おすがり地蔵尊秘話(29)
- カテゴリ:自作小説
- 2018/03/14 13:15:30
硝子戸に人の影が映ったので、私は必死の覚悟で思い切って硝子戸を開けた。
庭に蹲るように人が座っていた。
「まさか、お地蔵さんではないよね。それとも、あんた、泥棒かよ。ここには金目のものは何もないから。」
私は庭に向けて仁王立ちになった。
「いやー。
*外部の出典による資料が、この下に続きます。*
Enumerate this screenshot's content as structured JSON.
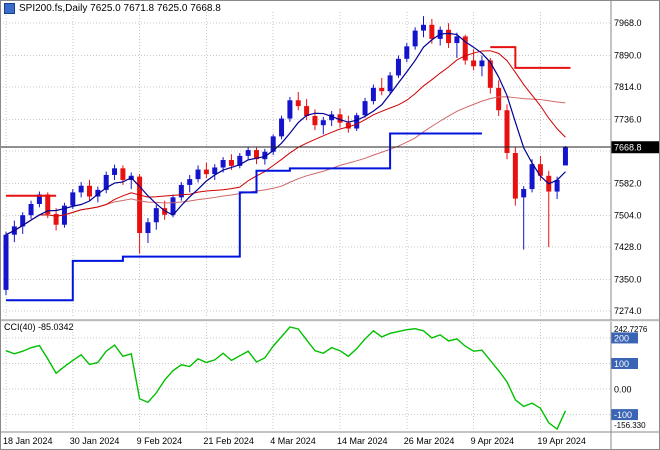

申し訳ない。起こしてしまいましたか。重ねて、もうしわけございません。なにも、怪しいものではありません。ただの托鉢僧です。名前は運善といいます。決して怪しいものではありません。昨日、この辺りを通りかけますと、お地蔵さんが地中から出てこられたという噂を、お聞きしましたものですから、お経を上げさせていただいておりました。」
寝起きだったので私の視力も濁っていたのかもしれない。しっかり見ると、僧侶姿の小柄な人物であった。
「托鉢ね。そうか。僕はね、一瞬、お地蔵さんが人の姿になって、現れたのかと錯覚したよ。お経をあげてくれたのなら、お礼にコーヒーでも入れるから、まあ、遠慮せずに、上がってください。」
私は手招きした。托鉢僧は恐縮しながらも、ホーム炬燵に寄って来た。
「昨日は、どこで寝ていたのかね。」
「玄峰寺の住職にお願いして、本堂で休ませていただきました。」
「ほう、それはよかったね。」
着ている法衣は、よれよれだが、どこかに剽軽な雰囲気のある顔だちであった。
「宝田住職には毎年、御厄介になっております。まあ、同じ宗派なものですから、この地方に寄った時には、お邪魔しているのです。」
「ほーそうなの。それで、ご住職は地蔵さんのことで何か、言っていましたか。」
事情が分かってきたので私は踏み込んだ質問を投げかけた。